Der Gesetzentwurf sieht die Schaffung eines § 353b Abs. 3a Strafgesetzbuch (StGB) und eine Änderung des § 97 Abs. 5 S. 2 Strafprozessordnung (StPO) vor. Danach handeln Journalisten im Rahmen der Beihilfe nicht rechtswidrig, wenn sie sich auf die Entgegennahme, Auswertung oder Veröffentlichung des Geheimnisses beschränken.

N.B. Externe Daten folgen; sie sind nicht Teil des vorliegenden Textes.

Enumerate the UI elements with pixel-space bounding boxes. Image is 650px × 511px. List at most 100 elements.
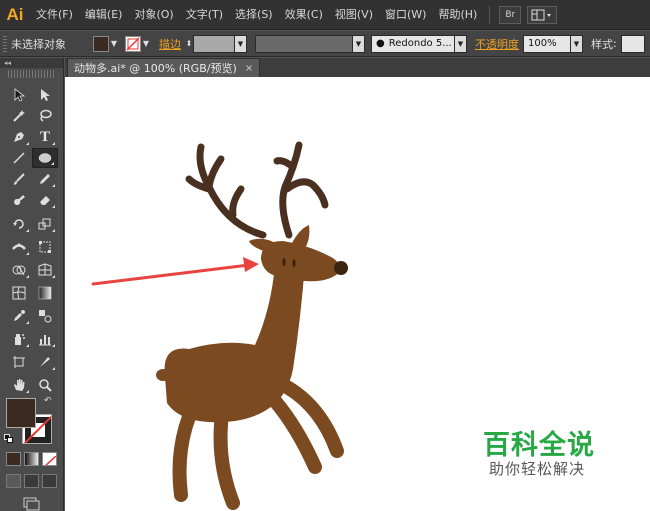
stroke-label[interactable]: 描边 bbox=[159, 36, 181, 52]
blob-brush-tool[interactable] bbox=[6, 190, 32, 210]
workspace-layout-icon bbox=[531, 9, 552, 20]
pen-tool[interactable] bbox=[6, 127, 32, 147]
scale-icon bbox=[38, 218, 51, 230]
left-antler-tine-2 bbox=[229, 185, 245, 219]
gradient-icon bbox=[38, 286, 52, 300]
chevron-down-icon[interactable]: ▼ bbox=[141, 36, 151, 52]
blend-tool[interactable] bbox=[32, 306, 58, 326]
graphic-style-swatch[interactable] bbox=[620, 34, 645, 53]
symbol-sprayer-icon bbox=[15, 334, 25, 345]
menu-select[interactable]: 选择(S) bbox=[229, 0, 279, 30]
reindeer-tail[interactable] bbox=[156, 369, 170, 381]
menu-file[interactable]: 文件(F) bbox=[30, 0, 79, 30]
draw-behind-button[interactable] bbox=[24, 474, 39, 488]
reindeer-antlers[interactable] bbox=[185, 141, 329, 239]
magic-wand-tool[interactable] bbox=[6, 106, 32, 126]
right-antler-tine-2 bbox=[273, 157, 297, 171]
type-tool[interactable]: T bbox=[32, 127, 58, 147]
pencil-tool[interactable] bbox=[32, 169, 58, 189]
style-colon: : bbox=[613, 37, 617, 50]
line-segment-icon bbox=[13, 152, 25, 164]
collapse-panel-icon[interactable]: ◂◂ bbox=[0, 58, 63, 68]
artboard-icon bbox=[13, 356, 25, 368]
arrange-documents-button[interactable] bbox=[527, 5, 558, 24]
width-tool[interactable] bbox=[6, 237, 32, 257]
scale-tool[interactable] bbox=[32, 214, 58, 234]
bridge-button[interactable]: Br bbox=[499, 5, 522, 24]
opacity-label[interactable]: 不透明度 bbox=[475, 36, 519, 52]
opacity-field[interactable]: 100% bbox=[523, 34, 571, 53]
eraser-tool[interactable] bbox=[32, 190, 58, 210]
screen-mode-button[interactable] bbox=[20, 496, 42, 511]
perspective-grid-tool[interactable] bbox=[32, 260, 58, 280]
control-bar-grip[interactable] bbox=[3, 35, 7, 52]
stroke-color-swatch[interactable] bbox=[125, 35, 141, 52]
close-icon[interactable]: × bbox=[245, 63, 253, 74]
draw-inside-button[interactable] bbox=[42, 474, 57, 488]
ellipse-tool-icon bbox=[38, 153, 52, 163]
chevron-down-icon[interactable]: ▼ bbox=[353, 34, 365, 53]
slice-tool[interactable] bbox=[32, 352, 58, 372]
back-leg-left bbox=[172, 400, 200, 502]
swap-fill-stroke-icon[interactable]: ↶ bbox=[44, 396, 52, 406]
menu-window[interactable]: 窗口(W) bbox=[379, 0, 432, 30]
document-tab[interactable]: 动物多.ai* @ 100% (RGB/预览) × bbox=[67, 58, 261, 77]
stepper-icon[interactable]: ⬍ bbox=[185, 36, 193, 52]
drawing-modes bbox=[6, 474, 60, 490]
zoom-tool[interactable] bbox=[32, 375, 58, 395]
lasso-tool[interactable] bbox=[32, 106, 58, 126]
selection-arrow-icon bbox=[14, 88, 26, 102]
direct-selection-arrow-icon bbox=[41, 89, 50, 101]
ellipse-tool[interactable] bbox=[32, 148, 58, 168]
reindeer-eye bbox=[292, 259, 296, 267]
menu-effect[interactable]: 效果(C) bbox=[279, 0, 329, 30]
free-transform-icon bbox=[39, 241, 51, 253]
chevron-down-icon[interactable]: ▼ bbox=[109, 36, 119, 52]
stroke-weight-field[interactable] bbox=[193, 34, 235, 53]
document-tab-title: 动物多.ai* @ 100% (RGB/预览) bbox=[74, 62, 237, 75]
reindeer-body[interactable] bbox=[164, 263, 306, 423]
gradient-button[interactable] bbox=[24, 452, 39, 466]
chevron-down-icon[interactable]: ▼ bbox=[235, 34, 247, 53]
lasso-icon bbox=[40, 109, 52, 122]
artboard-canvas[interactable]: 百科全说 助你轻松解决 bbox=[65, 77, 650, 511]
chevron-down-icon[interactable]: ▼ bbox=[455, 34, 467, 53]
direct-selection-tool[interactable] bbox=[32, 85, 58, 105]
fill-swatch[interactable] bbox=[6, 398, 36, 428]
symbol-sprayer-tool[interactable] bbox=[6, 329, 32, 349]
variable-width-profile[interactable] bbox=[255, 34, 353, 53]
shape-builder-tool[interactable] bbox=[6, 260, 32, 280]
color-button[interactable] bbox=[6, 452, 21, 466]
rotate-tool[interactable] bbox=[6, 214, 32, 234]
menu-type[interactable]: 文字(T) bbox=[180, 0, 229, 30]
selection-tool[interactable] bbox=[6, 85, 32, 105]
column-graph-tool[interactable] bbox=[32, 329, 58, 349]
tools-panel-grip[interactable] bbox=[8, 70, 55, 78]
artboard-tool[interactable] bbox=[6, 352, 32, 372]
chevron-down-icon[interactable]: ▼ bbox=[571, 34, 583, 53]
none-button[interactable] bbox=[42, 452, 57, 466]
gradient-tool[interactable] bbox=[32, 283, 58, 303]
document-tab-bar: 动物多.ai* @ 100% (RGB/预览) × bbox=[65, 58, 650, 77]
brush-definition-field[interactable]: ● Redondo 5... bbox=[371, 34, 455, 53]
menu-help[interactable]: 帮助(H) bbox=[432, 0, 483, 30]
paintbrush-tool[interactable] bbox=[6, 169, 32, 189]
mesh-tool[interactable] bbox=[6, 283, 32, 303]
hand-tool[interactable] bbox=[6, 375, 32, 395]
menu-bar: Ai 文件(F) 编辑(E) 对象(O) 文字(T) 选择(S) 效果(C) 视… bbox=[0, 0, 650, 30]
no-stroke-icon bbox=[126, 36, 140, 51]
none-icon bbox=[45, 455, 56, 465]
menu-edit[interactable]: 编辑(E) bbox=[79, 0, 129, 30]
menu-object[interactable]: 对象(O) bbox=[128, 0, 179, 30]
eyedropper-tool[interactable] bbox=[6, 306, 32, 326]
menu-view[interactable]: 视图(V) bbox=[329, 0, 379, 30]
column-graph-icon bbox=[39, 335, 51, 346]
draw-normal-button[interactable] bbox=[6, 474, 21, 488]
default-colors-icon[interactable] bbox=[4, 434, 14, 444]
line-segment-tool[interactable] bbox=[6, 148, 32, 168]
fill-color-swatch[interactable] bbox=[93, 35, 109, 52]
reindeer-nose[interactable] bbox=[334, 261, 348, 275]
free-transform-tool[interactable] bbox=[32, 237, 58, 257]
watermark-title: 百科全说 bbox=[483, 430, 595, 461]
zoom-icon bbox=[39, 379, 52, 392]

Darüber hinaus soll der Schutz von Journalisten vor Beschlagnahmen dadurch verbessert werden, dass nicht bereits ein einfacher Tatverdacht ausreicht, sondern ein dringender Tatverdacht gegen den Journalisten erforderlich ist, um eine Beschlagnahme anzuordnen.
Bezogen auf die Ergänzung des § 353b sehen sowohl die Bundesrechtsanwaltskammer (BRAK) als auch der Deutsche Anwaltverein (DAV) keine kriminalpolitische Notwendigkeit für eine Gesetzesänderung. Die Gesetzesbegründung enthalte keine nachvollziehbaren empirischen Daten zur Häufigkeit von Ermittlungsverfahren gegen Presseangehörige wegen Beihilfe zum Geheimnisverrat. In den Jahren 2008 bis 2010 seien keine Fälle beschrieben, in denen gegen Journalisten wegen des Verdachts der Beihilfe zum Geheimnisverrat ermittelt oder auf der Grundlage dieses Verdachts sogar Redaktionsräume durchsucht wurden. Zudem sei die Frage der Strafbarkeit eines Journalisten durch die Veröffentlichung von geheimnisgeschützten Informationen durch die Cicero-Entscheidung abschließend geklärt worden.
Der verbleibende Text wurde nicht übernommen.